Europa es para nosotros, como ese cementerio sombrío donde podemos ser nosotros mismos hasta los más íntimo de los huesos. Sin embargo no podemos vivir allí. Es imposible remontar en sentido inverso, la estela de los barcos y del destino. Su historia es nuestra historia, pero sólo hasta donde las nuevas estrellas lo permiten.
No podemos traer hasta aquí las tumbas antiguas de ultramar que no conocemos.
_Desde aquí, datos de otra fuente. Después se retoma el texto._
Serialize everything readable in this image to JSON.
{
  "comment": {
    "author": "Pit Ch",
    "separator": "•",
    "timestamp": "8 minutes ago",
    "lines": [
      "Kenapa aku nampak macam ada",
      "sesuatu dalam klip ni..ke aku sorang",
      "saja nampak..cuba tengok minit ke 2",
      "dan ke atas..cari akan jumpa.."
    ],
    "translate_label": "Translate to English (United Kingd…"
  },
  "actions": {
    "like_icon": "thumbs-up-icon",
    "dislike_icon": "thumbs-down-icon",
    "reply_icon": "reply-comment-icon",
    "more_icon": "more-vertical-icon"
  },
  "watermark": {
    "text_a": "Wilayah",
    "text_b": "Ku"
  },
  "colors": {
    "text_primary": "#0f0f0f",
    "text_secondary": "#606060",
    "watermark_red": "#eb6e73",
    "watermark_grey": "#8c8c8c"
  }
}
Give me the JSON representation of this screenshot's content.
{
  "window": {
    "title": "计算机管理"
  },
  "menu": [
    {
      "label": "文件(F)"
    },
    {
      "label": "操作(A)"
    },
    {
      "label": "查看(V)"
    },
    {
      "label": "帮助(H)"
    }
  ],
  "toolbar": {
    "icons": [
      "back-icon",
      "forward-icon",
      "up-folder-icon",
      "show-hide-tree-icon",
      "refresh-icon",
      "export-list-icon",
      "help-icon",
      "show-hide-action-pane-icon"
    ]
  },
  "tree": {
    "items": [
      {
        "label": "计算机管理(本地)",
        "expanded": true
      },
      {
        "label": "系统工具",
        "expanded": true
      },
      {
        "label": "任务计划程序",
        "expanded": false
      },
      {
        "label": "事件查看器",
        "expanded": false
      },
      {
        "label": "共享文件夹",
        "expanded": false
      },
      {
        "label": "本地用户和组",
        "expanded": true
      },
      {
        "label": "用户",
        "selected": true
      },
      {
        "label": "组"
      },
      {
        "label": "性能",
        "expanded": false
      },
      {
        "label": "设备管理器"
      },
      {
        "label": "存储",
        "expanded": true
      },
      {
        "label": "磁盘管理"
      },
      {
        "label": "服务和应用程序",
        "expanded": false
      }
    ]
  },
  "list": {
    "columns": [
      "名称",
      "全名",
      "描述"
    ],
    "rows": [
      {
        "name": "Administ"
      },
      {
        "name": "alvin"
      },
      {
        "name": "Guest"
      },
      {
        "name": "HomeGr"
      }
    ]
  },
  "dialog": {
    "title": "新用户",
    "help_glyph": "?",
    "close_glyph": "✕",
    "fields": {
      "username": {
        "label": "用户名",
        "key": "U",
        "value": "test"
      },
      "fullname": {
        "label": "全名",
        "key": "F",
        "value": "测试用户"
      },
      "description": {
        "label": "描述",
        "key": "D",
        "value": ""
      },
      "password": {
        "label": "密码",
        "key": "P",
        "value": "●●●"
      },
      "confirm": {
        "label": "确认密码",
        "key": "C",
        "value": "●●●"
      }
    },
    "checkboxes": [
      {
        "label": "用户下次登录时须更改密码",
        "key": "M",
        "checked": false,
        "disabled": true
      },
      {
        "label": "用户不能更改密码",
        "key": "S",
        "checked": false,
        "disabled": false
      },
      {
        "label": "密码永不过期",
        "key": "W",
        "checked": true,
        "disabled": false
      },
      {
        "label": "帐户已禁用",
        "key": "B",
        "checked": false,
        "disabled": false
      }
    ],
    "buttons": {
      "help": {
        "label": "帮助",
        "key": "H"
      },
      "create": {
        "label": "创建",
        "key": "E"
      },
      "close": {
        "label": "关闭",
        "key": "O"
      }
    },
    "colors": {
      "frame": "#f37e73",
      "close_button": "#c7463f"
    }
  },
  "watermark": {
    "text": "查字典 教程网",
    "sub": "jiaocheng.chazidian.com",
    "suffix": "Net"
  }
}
No podemos negar que muchos de los desterrados no quisieron volver jamás, ni siquiera quisieron volver a pisar el suelo donde un día embarcaron empujados por el hambre, las persecuciones o las guerras entre hermanos.
Podemos retomar una nacionalidad europea, si el ius sanguinis es respetado, pero nuestra legión perdida ha trasformado con gran sacrificio en hogar la frontera, y en nuevo centro lo que fue la periferia de la raza. Europa cae rápidamente, podrida por dentro. Acaso nos espere el mismo destino a todos, pero aquí el espacio es un vértigo que aún reclama su esencia sagrada.
Todo lo que se juega de importante, se juega en el espíritu. La materia sólo persigue a través de la sangre un sentido espiritual de identidad. Es ese sentido y no los monumentos lo primordial a conservar.
Cuando la lluvia salvaje cae sobre los muertos, somos más que nunca la mutación de lugares muy antiguos no sólo de Europa, sino de mucho más allá. El futuro sólo se encuentra, caminando tan atrás que ya no importe ni siquiera la muerte de Europa. Ella morirá como murió la India antigua, Grecia, Roma y demás, pero la sangre sobrevivirá.